Jerome Powell, the Chairman of the U.S. Federal Reserve/Bloomberg
by BloombergThe US Federal Reserve said that it will buy unlimited amounts of Treasury bonds and mortgage-backed securities to keep borrowing costs at rock-bottom levels and to help ensure chaotic markets function properly.
The Fed is also setting up programmes to ensure credit flows to corporations as well as state and local governments.
The US central bank, racing again to contain mounting economic and financial-market fallout from the coronavirus, unveiled a sweeping series of measures that pushed the 106-year old central bank deeper into uncharted territory.
The regulator’s latest moves were announced as investors are waiting for US lawmakers to deliver a multi-trillion-dollar package of coronavirus support, which failed to come together when Democrats objected that it did not do enough for average Americans.
The Fed’s latest announcement follows several steps taken by Chairman Jerome Powell in the past three weeks that would have been unthinkable just months ago and represent a dramatic reaction to the sudden stop inflicted on the economy by the contagion and by the subsequent panic among investors.
Separately, G20 finance ministers and central bank chiefs joined an emergency call to work on a joint response to the economic blow dealt by the pandemic.
The US economy is reeling as cases rise and the death toll mounts.
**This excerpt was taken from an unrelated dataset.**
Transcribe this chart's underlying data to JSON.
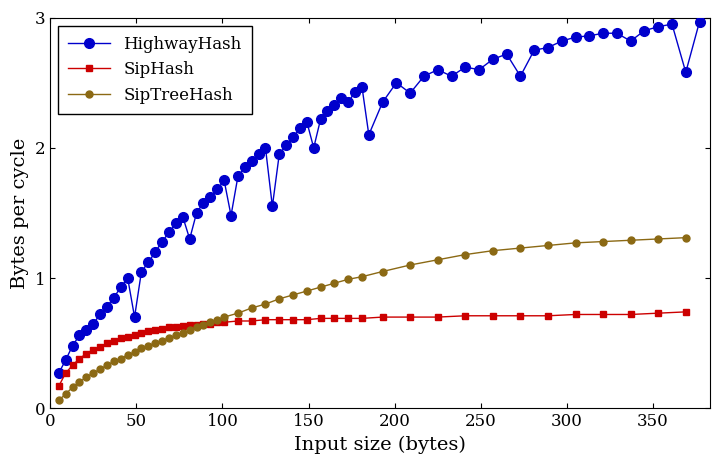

The Fed created two more programmes to support large employers—a primary market corporate credit facility for new bond and loan issuance and a secondary market corporate credit facility to provide liquidity for outstanding corporate bonds.
Moreover, another programme, a term asset-backed securities loan facility, will enable the issuance of asset-backed securities backed by student loans, auto loans, credit card loans, loans guaranteed by the small business administration and certain other assets.
The central bank also said that it would expand the existing money market mutual fund liquidity facility to include a wider range of securities, including municipal variable-rate demand notes
The Fed plans to expand the existing commercial paper funding facility to also include high-quality municipal debt, another move to help cash-strapped states and cities.